6.4.10

854 - Vers la moisson


1) Moisson de projets
Oui, voilà, les projets c'est comme les semis dans le jardin : on ne voit rien pousser, on oublie presque, on se dit que c'est mort. Et puis un jour... bin, un jour, c'est mort quand même, mais on se rend compte que ça a failli marcher.
Les éditions 13e note publieront en août une traduction du Lila de Robert Pirsig - mais ce ne sera pas la mienne, vu que j'avais frappé à presque toutes les portes avec ce projet, mais pas à leur.
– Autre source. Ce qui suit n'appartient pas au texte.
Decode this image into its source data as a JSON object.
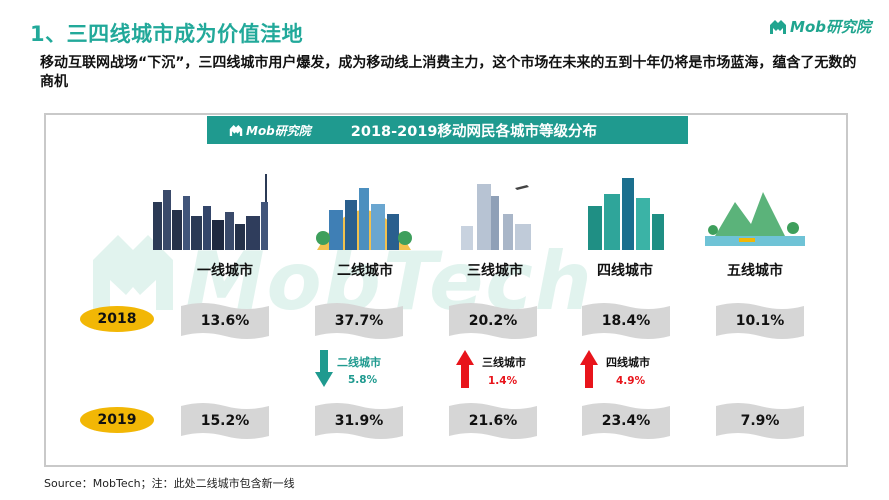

Bin tant pis : ce sera l'occasion de lire l'étonnant parcours philosophique et romanesque de l'auteur le plus intrigant de son époque.
Le blog des Gmörks s'est arrêté il y a presque un an ; il ne me reste aujourd'hui que deux exemplaires du petit livre fabriqué à l'occasion de l'expo Keskifécon. Alors quoi ? Bin je les envoie à quelques éditeurs. Comme je pourrais, je suppose, envoyer deux-trois pièces de théâtre, dès que je trouverai l'envie de le faire - ou terminer une bonne fois pour toutes ces deux romans en attente, E(u)x et Ma vie n'est pas un roman bordel. Encore que, terminer, ça veut dire quoi, sinon trouver un éditeur que cela intéresse ?
Pour l'instant, donc, je ne pense qu'aux projets un peu échoués.
Mais bon, le printemps viendra, non ?

2) Torgnole psychologique
Ces deux-là ne savent vivre qu'en se lançant au visage un cortège de reproches et de propos amers ; ensuite, ils se retrouvent, s'assurent qu'au fond ce n'étaient que des mots.
Jusqu'à ce que les mots reviennent, aussi forts qu'avant.
Leur vie est comme une émission de catch sur une chaîne du câble : un affrontement soigneusement chorégraphié, qu'ils ne cessent de préparer et de se représenter à l'avance.

3) On tour
C'est drôle : j'étais persuadé que proposer des lectures en échange du gîte et du couvert résoudrait le terrible problème de mes prochaines vacances. On ne dirait pas.
Zut, je vais être obligé de ne rien faire.

4) Il fut un temps
Il fut un temps où je disais ce qui me passait par la tête, libéré enfin de la possibilité d'une lecture qui fasse mal, qu'on me reproche. Je n'avais pour amis que des amis d'amour, je m'éloignais de ma famille et des mots qu'elle ne pourrait entendre, selon moi.
Aujourd'hui, à nouveau, j'écris sur la pointe de pieds - malgré le poids de ma bedaine qui tend à faire grincer les planches de la bien séance.
Ainsi, je ne pourrais pas en ce moment écrire Oh mon dieu comme j'aimerais partir enfin me libérer oublier tout ce qu'on exige tout ce qu'on me demande tout ce poids sur mon dos.
A la place, j'écrirais quelque chose comme j'aurais bien besoin d'une promenade. Ou Moi qui jamais ne m'abandonne, je me sens abandonné. Et par moi, encore.

5) Le prochain projet
Fa, dans un commentaire il y a quelques temps, parlait du problème de la course en ville, où on se sent toujours mal à l'aise. J'ai résolu le dilemme en inventant le free-running. Il s'agit de courir non pour se déplacer ni pour aller vite, mais juste pour se sentir vivant dans l'espace. Cabrioles, bruits de chevaux, imitation d'animaux, de fusée, de voiture, double jeté-battu, course du singe... et travail sur la notion du regard de l'autre sont au programme. Bientôt des vidéos.

1 commentaire:

Fa a dit…

1) Oui, terminer "E(u)x" et "Ma vie n'est pas un roman bordel" me paraît une bonne idée. Car en effet mes vacances arrivent et (mal)heureusement je n'ai plus rien à lire. Tu n'as donc pas d'autre choix que de trouver un éditeur que cela intéresse...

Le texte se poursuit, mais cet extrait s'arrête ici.